Editor’s note: This provincialism occurs only on the lower levels of Summerland, for, as one matures, one casts off the limiting views of Earth and adopts an egalitarian mindset.
What struck me was that many of these true believers are very well mired in a rigid dogmatism. Though they may have lived over there for centuries or thousands of years, these former members of Earth’s religions and philosophies, thousands of different groups, still adhere to the “faith once delivered”. Time and again, Jackson asserts that, so often, each group is convinced that, one day, all inhabitants of Summerland will subscribe to their particular narrow belief system.
Jackson relates that he was astonished to find – though it is true for many religions over there – the Catholics, many generations of them, going back many centuries, all living together in a vast sub-section of Summerland. Like Hamlet’s play within a play, the Catholics have created their own society within Summerland society at-large. This would mean that, not only would they have their traditional church buildings and services, but they will have recreated, as on the Earth, their own colleges and universities, their own versions of music, art, and other aspects of life circumstance.
As I thought about this, I realized that this is what has happened within certain sectors of Summerland concerning the true-believer adherents of reincarnation.

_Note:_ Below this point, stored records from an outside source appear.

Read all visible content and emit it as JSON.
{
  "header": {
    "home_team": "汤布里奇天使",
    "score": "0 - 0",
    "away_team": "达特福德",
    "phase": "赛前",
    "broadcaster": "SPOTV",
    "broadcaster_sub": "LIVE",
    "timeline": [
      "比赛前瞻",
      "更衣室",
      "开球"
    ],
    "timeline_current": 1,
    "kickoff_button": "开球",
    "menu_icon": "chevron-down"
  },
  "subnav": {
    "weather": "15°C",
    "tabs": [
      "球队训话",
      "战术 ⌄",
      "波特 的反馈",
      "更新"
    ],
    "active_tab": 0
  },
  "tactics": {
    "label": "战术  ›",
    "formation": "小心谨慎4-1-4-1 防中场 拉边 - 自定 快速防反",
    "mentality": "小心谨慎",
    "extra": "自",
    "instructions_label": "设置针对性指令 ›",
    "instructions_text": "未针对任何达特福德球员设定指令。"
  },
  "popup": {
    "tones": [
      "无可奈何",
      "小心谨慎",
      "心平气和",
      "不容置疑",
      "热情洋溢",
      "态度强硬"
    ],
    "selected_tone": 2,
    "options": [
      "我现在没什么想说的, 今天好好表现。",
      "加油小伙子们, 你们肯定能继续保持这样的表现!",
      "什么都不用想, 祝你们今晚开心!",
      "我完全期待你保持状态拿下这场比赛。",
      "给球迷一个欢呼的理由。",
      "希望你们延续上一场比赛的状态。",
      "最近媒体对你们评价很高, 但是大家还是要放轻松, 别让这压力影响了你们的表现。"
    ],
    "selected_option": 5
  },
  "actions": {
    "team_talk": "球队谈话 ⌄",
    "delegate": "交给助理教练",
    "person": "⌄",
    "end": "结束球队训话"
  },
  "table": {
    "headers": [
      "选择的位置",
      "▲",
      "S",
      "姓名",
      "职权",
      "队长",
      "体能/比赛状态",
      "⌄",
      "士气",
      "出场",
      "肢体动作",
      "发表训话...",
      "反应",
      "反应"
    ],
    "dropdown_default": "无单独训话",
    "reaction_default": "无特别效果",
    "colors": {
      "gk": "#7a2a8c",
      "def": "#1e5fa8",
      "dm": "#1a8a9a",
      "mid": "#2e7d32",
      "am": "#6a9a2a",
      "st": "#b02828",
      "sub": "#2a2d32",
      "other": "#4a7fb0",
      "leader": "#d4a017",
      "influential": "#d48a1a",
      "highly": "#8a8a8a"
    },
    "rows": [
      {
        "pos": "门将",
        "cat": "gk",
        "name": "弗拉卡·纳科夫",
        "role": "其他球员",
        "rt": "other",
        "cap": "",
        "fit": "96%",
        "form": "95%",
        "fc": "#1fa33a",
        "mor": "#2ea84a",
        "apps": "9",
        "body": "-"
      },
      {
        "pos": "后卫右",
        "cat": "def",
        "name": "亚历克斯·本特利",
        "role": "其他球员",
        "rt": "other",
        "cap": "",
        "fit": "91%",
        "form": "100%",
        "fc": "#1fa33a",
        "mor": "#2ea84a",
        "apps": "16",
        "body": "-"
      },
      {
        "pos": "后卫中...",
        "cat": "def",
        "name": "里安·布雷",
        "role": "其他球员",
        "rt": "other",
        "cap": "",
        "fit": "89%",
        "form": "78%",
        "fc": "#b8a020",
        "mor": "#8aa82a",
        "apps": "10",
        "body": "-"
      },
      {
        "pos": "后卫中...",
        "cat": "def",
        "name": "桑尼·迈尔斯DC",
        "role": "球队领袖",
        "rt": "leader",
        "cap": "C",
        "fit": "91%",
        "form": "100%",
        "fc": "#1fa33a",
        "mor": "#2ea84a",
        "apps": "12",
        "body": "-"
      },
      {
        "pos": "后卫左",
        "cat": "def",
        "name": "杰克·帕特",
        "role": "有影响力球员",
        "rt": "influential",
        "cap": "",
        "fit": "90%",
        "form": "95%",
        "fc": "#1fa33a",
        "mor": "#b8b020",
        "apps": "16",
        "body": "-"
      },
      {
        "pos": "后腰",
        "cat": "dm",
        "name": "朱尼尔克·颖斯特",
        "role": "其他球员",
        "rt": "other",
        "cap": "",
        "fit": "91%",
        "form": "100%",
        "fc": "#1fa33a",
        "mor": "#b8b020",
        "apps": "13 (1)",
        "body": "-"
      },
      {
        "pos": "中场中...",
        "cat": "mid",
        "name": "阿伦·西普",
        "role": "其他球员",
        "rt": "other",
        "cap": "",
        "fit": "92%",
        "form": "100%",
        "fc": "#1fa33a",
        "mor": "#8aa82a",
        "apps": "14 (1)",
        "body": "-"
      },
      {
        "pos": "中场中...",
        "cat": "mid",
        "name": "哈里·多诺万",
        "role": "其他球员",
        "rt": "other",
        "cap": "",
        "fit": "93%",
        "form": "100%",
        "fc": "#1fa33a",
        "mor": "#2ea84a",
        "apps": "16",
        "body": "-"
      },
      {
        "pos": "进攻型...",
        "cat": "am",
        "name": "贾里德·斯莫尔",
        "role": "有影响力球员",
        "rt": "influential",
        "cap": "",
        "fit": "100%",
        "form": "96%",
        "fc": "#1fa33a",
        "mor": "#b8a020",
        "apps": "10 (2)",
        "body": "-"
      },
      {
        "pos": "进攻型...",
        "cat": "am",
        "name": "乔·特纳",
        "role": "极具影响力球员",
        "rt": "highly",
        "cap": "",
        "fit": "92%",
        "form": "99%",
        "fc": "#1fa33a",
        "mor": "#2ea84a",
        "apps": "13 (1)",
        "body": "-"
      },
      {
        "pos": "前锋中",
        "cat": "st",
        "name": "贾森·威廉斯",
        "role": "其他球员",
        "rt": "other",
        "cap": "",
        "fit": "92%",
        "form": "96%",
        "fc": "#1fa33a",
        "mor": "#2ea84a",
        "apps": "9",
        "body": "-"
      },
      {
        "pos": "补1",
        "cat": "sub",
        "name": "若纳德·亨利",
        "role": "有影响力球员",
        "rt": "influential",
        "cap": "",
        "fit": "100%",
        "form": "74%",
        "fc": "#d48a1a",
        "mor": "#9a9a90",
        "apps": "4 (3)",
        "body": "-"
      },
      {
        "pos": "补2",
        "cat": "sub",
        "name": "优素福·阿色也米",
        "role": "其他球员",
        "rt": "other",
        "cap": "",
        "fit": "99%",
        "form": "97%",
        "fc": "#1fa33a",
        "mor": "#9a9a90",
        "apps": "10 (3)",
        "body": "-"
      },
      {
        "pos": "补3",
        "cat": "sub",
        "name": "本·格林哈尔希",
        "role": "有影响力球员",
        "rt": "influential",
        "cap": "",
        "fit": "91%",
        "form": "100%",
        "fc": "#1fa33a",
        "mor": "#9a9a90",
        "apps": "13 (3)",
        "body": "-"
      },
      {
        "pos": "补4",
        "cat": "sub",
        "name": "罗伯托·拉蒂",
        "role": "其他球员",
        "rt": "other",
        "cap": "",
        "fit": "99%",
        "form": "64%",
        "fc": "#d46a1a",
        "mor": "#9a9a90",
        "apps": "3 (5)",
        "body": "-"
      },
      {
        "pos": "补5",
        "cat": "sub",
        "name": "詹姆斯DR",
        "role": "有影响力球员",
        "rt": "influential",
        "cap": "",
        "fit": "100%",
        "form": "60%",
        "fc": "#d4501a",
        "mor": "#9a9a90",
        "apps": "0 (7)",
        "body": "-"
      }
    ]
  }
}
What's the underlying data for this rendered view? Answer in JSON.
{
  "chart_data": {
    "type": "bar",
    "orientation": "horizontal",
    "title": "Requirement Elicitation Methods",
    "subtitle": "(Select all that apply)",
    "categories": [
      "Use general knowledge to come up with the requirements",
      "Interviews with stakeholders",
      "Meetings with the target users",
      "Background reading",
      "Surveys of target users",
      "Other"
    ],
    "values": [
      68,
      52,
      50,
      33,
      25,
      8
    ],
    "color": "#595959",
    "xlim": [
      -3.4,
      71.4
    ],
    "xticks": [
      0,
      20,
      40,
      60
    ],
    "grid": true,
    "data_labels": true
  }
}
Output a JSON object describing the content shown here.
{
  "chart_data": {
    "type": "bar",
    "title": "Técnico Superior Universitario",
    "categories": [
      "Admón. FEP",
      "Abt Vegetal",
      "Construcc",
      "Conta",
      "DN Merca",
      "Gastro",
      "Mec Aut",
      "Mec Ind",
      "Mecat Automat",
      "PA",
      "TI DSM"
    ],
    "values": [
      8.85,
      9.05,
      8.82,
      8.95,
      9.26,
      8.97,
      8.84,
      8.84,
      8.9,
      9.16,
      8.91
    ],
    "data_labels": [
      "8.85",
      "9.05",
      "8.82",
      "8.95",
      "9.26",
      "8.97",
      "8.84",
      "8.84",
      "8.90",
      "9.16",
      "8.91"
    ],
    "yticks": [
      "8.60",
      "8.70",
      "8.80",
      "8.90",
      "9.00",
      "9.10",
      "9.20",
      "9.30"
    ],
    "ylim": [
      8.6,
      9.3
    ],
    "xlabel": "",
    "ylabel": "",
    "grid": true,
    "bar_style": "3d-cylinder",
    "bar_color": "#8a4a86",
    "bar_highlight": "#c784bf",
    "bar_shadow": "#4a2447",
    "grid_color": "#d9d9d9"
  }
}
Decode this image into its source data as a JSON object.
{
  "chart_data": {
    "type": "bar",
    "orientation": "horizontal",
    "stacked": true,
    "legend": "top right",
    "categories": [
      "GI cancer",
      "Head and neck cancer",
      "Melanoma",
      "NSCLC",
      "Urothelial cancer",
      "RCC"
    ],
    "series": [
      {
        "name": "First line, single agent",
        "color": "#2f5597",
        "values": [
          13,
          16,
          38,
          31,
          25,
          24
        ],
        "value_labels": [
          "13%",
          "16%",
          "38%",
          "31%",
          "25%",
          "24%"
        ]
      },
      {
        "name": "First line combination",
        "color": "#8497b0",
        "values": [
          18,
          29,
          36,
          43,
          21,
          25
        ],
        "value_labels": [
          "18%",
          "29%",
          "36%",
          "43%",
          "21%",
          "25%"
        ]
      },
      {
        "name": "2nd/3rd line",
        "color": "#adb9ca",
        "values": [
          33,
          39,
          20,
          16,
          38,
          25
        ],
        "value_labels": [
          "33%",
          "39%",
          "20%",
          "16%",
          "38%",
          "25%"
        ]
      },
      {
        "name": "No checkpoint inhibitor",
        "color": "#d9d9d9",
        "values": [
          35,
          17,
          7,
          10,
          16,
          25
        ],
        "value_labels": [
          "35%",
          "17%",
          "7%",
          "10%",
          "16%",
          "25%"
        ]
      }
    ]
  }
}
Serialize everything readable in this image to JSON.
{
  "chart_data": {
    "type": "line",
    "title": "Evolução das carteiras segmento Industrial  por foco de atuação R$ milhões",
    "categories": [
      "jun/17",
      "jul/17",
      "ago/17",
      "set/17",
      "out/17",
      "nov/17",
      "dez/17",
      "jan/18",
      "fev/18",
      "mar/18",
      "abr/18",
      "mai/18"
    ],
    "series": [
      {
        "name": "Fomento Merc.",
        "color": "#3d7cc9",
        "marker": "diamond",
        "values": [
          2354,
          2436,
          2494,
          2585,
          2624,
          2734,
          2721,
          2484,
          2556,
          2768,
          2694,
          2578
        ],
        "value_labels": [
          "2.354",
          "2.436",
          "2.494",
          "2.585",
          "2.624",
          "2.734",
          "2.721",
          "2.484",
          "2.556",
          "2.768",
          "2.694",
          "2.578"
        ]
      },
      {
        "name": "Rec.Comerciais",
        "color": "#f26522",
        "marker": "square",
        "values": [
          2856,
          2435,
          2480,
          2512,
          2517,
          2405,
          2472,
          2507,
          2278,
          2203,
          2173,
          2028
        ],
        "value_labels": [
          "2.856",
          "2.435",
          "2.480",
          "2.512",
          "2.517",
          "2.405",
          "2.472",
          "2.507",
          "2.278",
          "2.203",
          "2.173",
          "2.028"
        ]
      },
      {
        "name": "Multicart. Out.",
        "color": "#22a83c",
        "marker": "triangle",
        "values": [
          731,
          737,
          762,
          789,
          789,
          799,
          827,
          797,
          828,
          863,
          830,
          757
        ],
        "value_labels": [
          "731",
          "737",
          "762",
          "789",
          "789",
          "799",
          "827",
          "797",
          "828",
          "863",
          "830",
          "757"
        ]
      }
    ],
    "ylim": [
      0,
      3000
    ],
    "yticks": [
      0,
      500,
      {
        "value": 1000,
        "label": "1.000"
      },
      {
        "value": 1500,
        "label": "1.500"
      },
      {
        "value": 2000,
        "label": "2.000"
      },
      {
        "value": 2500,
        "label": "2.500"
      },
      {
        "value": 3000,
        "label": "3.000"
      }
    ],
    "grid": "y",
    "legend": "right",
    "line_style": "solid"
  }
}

Occasionally, in the afterlife literature, one comes across references to libraries and learning centers, very large buildings, related to the teaching of “R”. But before anyone gets too excited in terms of thinking one has found absolute evidence for its acceptance over there, we hasten to remind ourselves that, possibly, every religion, every philosophy, enjoys its impressive infrastructure of buildings, festivals, and public veneration. But these exist only within the philosophical ghetto of that particular belief-system.
Outside, in the free world of Summerland, they know nothing of, are affected not at all by, these ad hoc contrivances.